A ausência de KPIs claros de comunicação e valor de marca faz com que, muitas vezes, as decisões de orçamento de comunicação de uma empresa priorizem o curto prazo (vendas, marketing transacional) do que o longo prazo (marca, marketing relacional). O tema ROI é frequentemente discutido, com inúmeros modelos e metodologias que correlacionam aspectos de curto prazo. Faltavam métricas em Valor Financeiro, e, para empresas de capital aberto, Valor de Mercado.
Os profissionais de marketing entendem que a partir da metodologia de valor de marca pelo board da empresa, estabelece-se uma métrica capaz de medir a efetividade de investimentos de marketing e marca na empresa.
Também, se isso for verdade, decisões de posicionamento de marcas podem ser feitas de maneira bem mais efetiva, com foco nos atributos que mais geram valor à marca, bem como decisões de se descontinuar uma marca em um processo de Fusão e Aquisição.
Eduardo Tomiya
é fundador e CEO da TM20 Branding.

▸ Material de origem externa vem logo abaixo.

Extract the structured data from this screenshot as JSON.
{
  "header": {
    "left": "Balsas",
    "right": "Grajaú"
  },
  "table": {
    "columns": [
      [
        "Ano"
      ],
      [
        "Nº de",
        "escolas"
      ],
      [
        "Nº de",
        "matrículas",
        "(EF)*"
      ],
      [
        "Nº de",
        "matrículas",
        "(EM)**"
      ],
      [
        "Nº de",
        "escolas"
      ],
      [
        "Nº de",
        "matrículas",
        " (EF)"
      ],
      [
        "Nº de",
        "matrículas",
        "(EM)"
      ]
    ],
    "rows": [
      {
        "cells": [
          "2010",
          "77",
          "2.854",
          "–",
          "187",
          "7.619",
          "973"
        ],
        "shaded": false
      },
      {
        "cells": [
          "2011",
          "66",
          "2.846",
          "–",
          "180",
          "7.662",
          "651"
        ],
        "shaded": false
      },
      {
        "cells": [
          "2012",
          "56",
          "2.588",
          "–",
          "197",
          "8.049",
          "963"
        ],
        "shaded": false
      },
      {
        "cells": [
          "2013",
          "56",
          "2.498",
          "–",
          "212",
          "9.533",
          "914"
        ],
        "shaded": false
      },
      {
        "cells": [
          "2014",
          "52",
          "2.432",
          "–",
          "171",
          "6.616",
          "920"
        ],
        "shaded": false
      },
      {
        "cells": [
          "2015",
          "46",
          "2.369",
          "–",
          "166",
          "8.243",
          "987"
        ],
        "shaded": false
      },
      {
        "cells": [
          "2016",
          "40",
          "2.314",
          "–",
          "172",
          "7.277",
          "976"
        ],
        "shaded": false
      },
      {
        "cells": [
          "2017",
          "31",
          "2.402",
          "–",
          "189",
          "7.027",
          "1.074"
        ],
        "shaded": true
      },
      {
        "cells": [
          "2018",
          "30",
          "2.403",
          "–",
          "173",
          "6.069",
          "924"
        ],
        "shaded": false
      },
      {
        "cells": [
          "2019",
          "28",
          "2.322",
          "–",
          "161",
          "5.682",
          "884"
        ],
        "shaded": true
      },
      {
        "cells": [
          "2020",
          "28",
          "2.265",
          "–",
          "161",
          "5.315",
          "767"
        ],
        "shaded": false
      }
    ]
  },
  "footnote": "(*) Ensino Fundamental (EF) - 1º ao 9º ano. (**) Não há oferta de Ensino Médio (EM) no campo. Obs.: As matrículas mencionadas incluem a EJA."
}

Engenheiro e mestre de produção pela Escola Politécnica da USP, responsável pela pesquisa As Marcas mais Valiosas do Brasil, com edição anual desde 2003. Foi professor de branding em instituições como FGV/SP, FAAP/SP e FDC/SP. Fundou a BrandAnalytics, empresa que vendeu para o grupo global WPP em 2013, e foi diretor executivo da Kantar Consulting para América Latina até 2020, bem como diretor de Brand Valuation da Interbrand por mais de 6 anos, e sócio de Corporate Finance da Trevisan também por 6 anos. É autor de 5 livros sobre o tema, tendo seu mais recente lançado em outubro de 2024: “Valor do Branding” – Ed. Senac RJ, 2024.